Metode Cuci Otak dr Terawan Kantongi Izin Kemenkes, Ribuan Warga Vietnam Antre

Kepala Rumah Sakit Pusat Angkatan Darat (RSPAD) Mayjen TNI Terawan Agus Putranto, di RSPAD, Jakarta, Senin (2/3/2018). - JIBI/Endang Muchtar
23 November 2018 23:05 WIB Iim Fathimah Timorria News Share :

Harianjogja.com, JAKARTA - Kepala Rumah Sakit Pusat Angkatan Darat (RSPAD) Gatot Soebroto dokter Terawan Agus Putranto menyebut metode Digital Substrction Angiography (DSA) atau dikenal sebagai brain wash yang ia temukan pada 2004 telah mendapat izin praktik dari Kementerian Kesehatan (Kemenkes).

"Sebenarnya sudah. Kalau tidak memberikan [izin] pasti ada surat keputusan tidak boleh melakukan," kata Terawan di Jakarta usai menandatangi kerja sama pengobatan DSA untuk 1.000 turis Vietnam pada Senin (12/11/2018) lalu seperti dikutip Bisnis.com, jaringan Harianjogja.com.

Terawan mengemukakan ia telah memiliki kompetensi di bidang radiologi untuk melanjutkan penggunaa metode ini.

Metode DSA yang ia gunakan terhadap penderita stroke sebelumnya sempat menuai kontrovesi. Ia dinilai melanggar kode etik kedokteran Indonesia karena melakukan promosi berlebihan pada metode tersebut. Terawan menyebut DSA yang ia gunakan merupakan yang pertama di Indonesia dan telah dipakai untuk pengobatan lebih dari 30.000 pasien.

Kritik juga datang dari Profesor Neurologi Universitas Airlangga Surabaya Moh. Hasan Machfoed. Ia menyebut metode yang dikenalkan oleh Terawan bukanlah alat penyembuhan, melainkan suatu mekanisme diagnosis.

Perihal perbedaan pendapat ini, Wakil Dekan Fakultas Kedokteran Universitas Sebelas Maret Paramasari Dirgahayu yang turut hadir dalam acara penandatanganan kerja sama memberikan komentarnya.

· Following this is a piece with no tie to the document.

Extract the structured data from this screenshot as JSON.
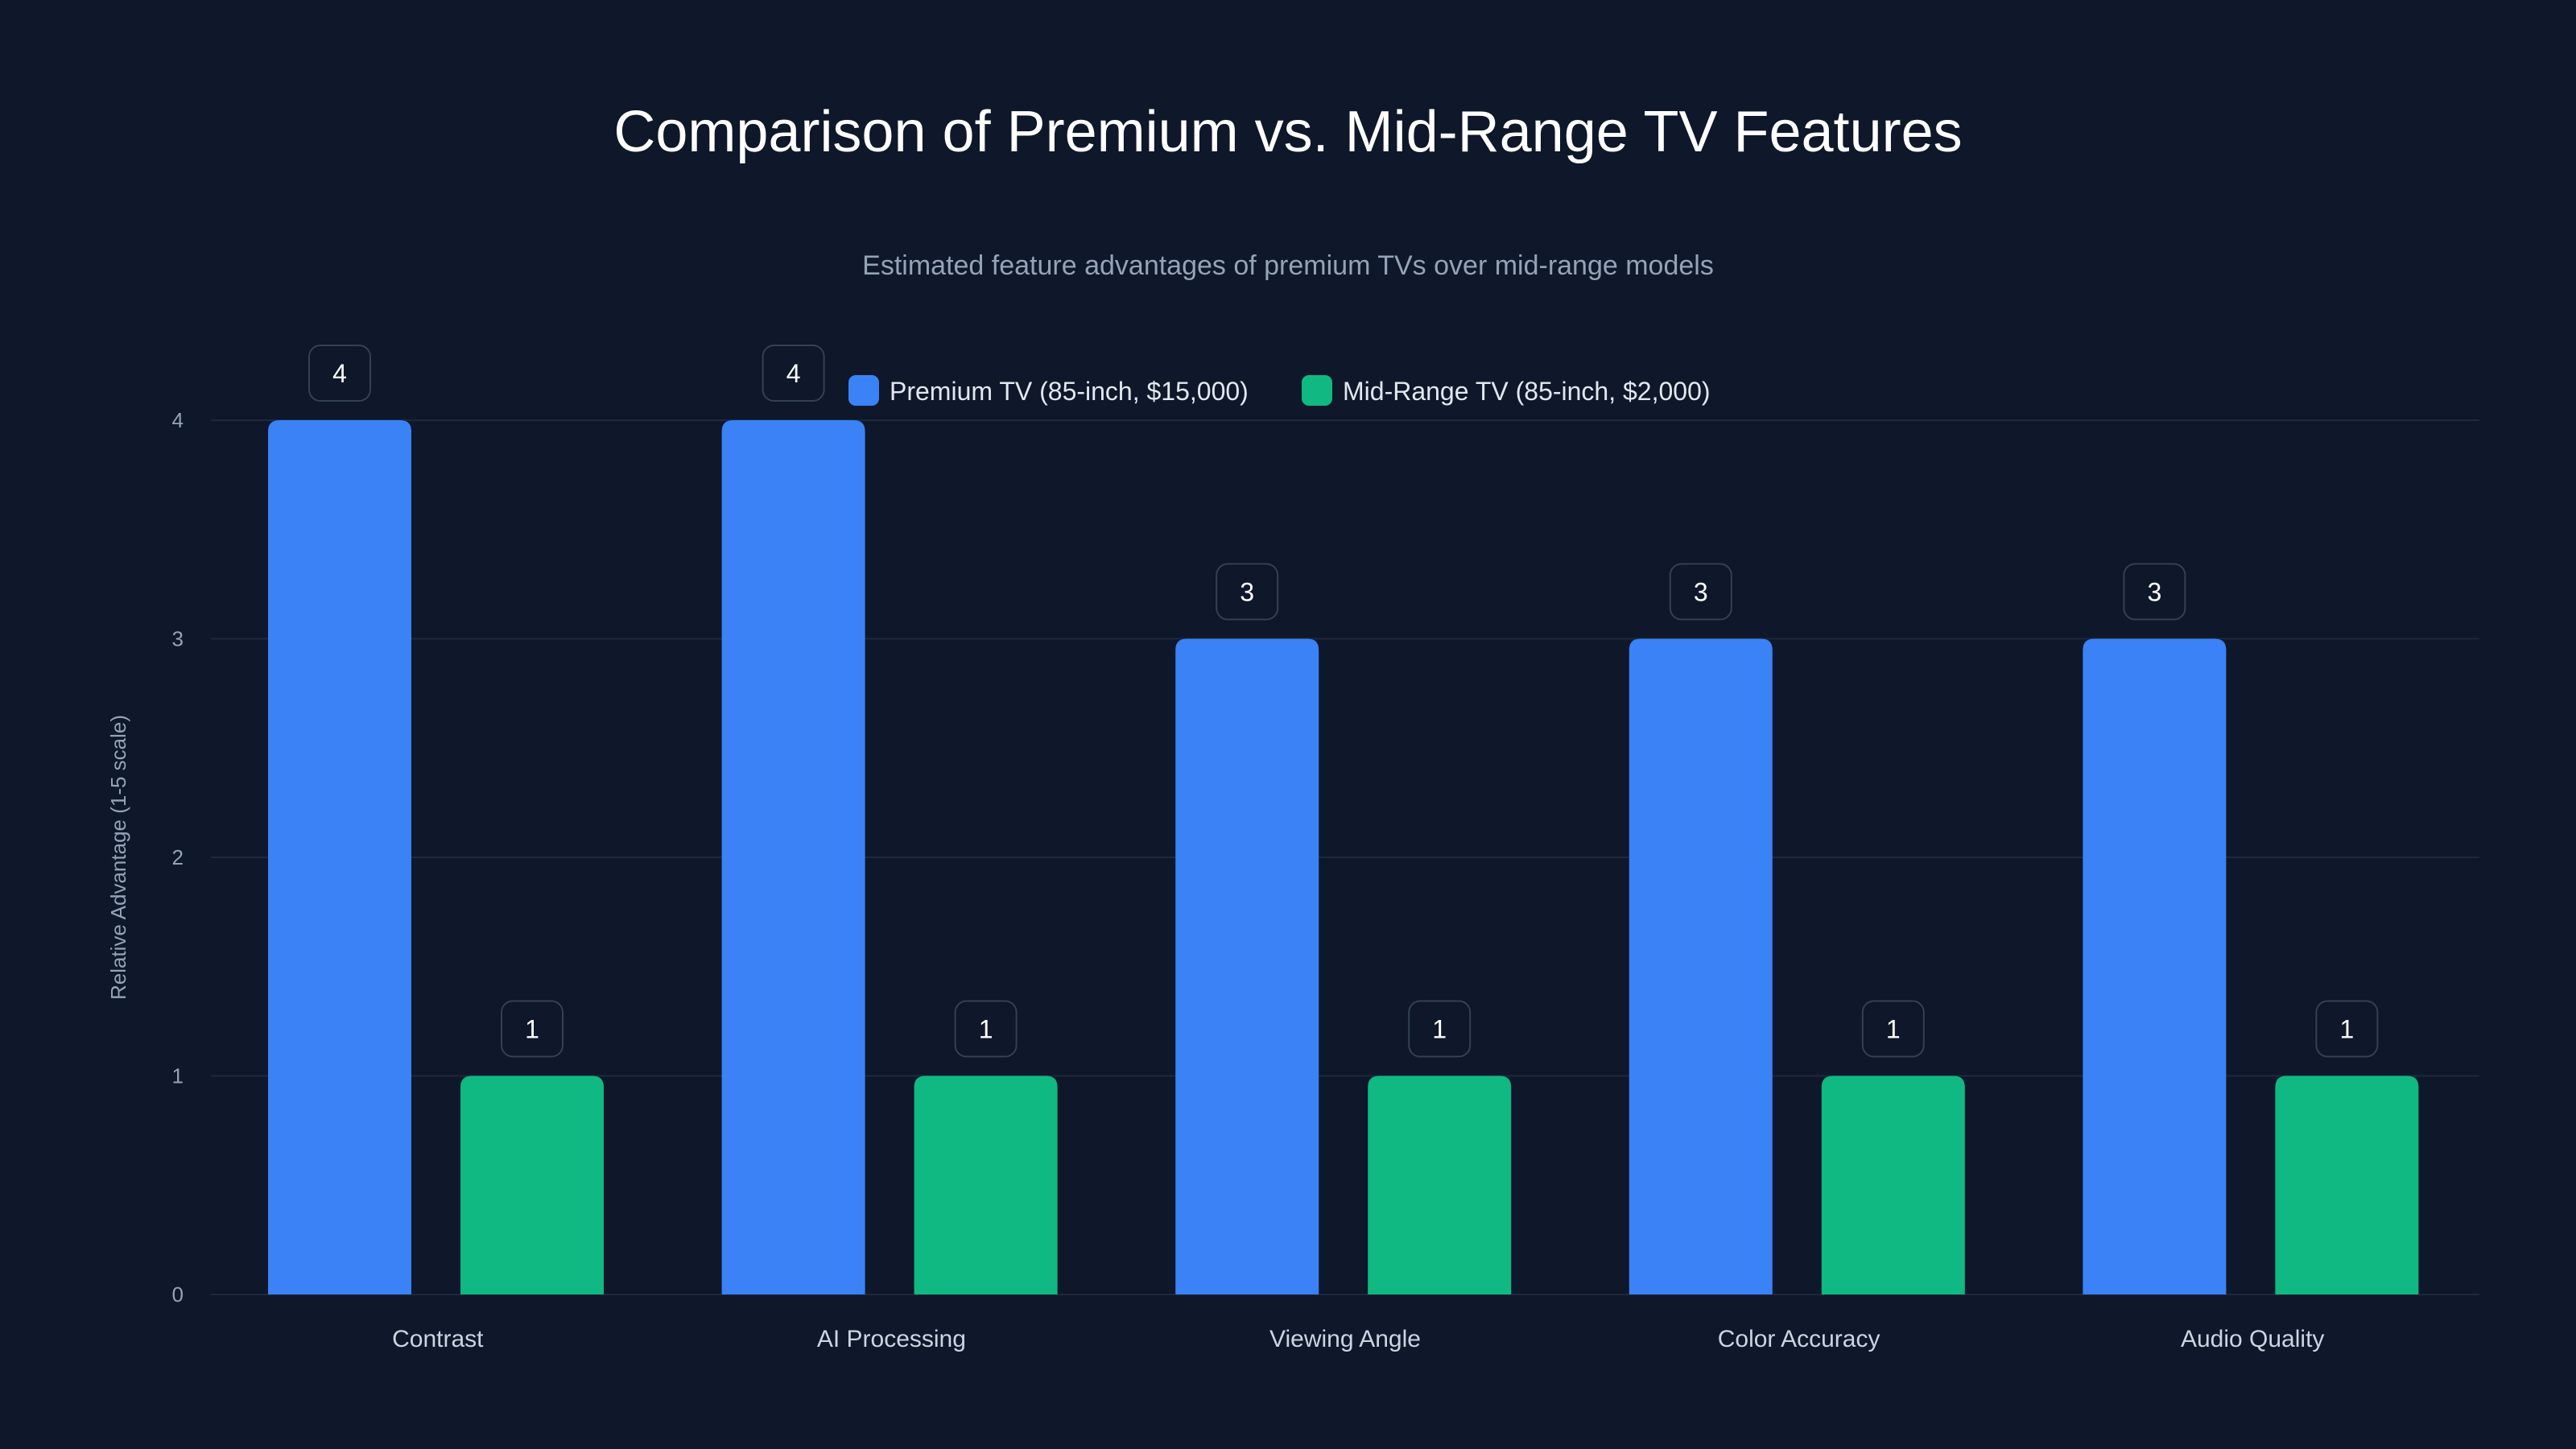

"Antara kolegium saraf dan radiologi tentang radio theraphy dan radio interfensi itu memang masih banyak polemik. Di semua ilmu jika ada yang lepas menjadi ilmu baru ujiannya memang ada. Semua berawal dari pro dan kontra hingga teruji dengan riset," jelas Paramarsari.

Lebih lanjut, Paramarsari mengatakan pengembangan riset merupakan langkah yang diperlukan untuk melihat kelanjutan DSA dengan tetap berdasar pada bukti empirik di lapangan.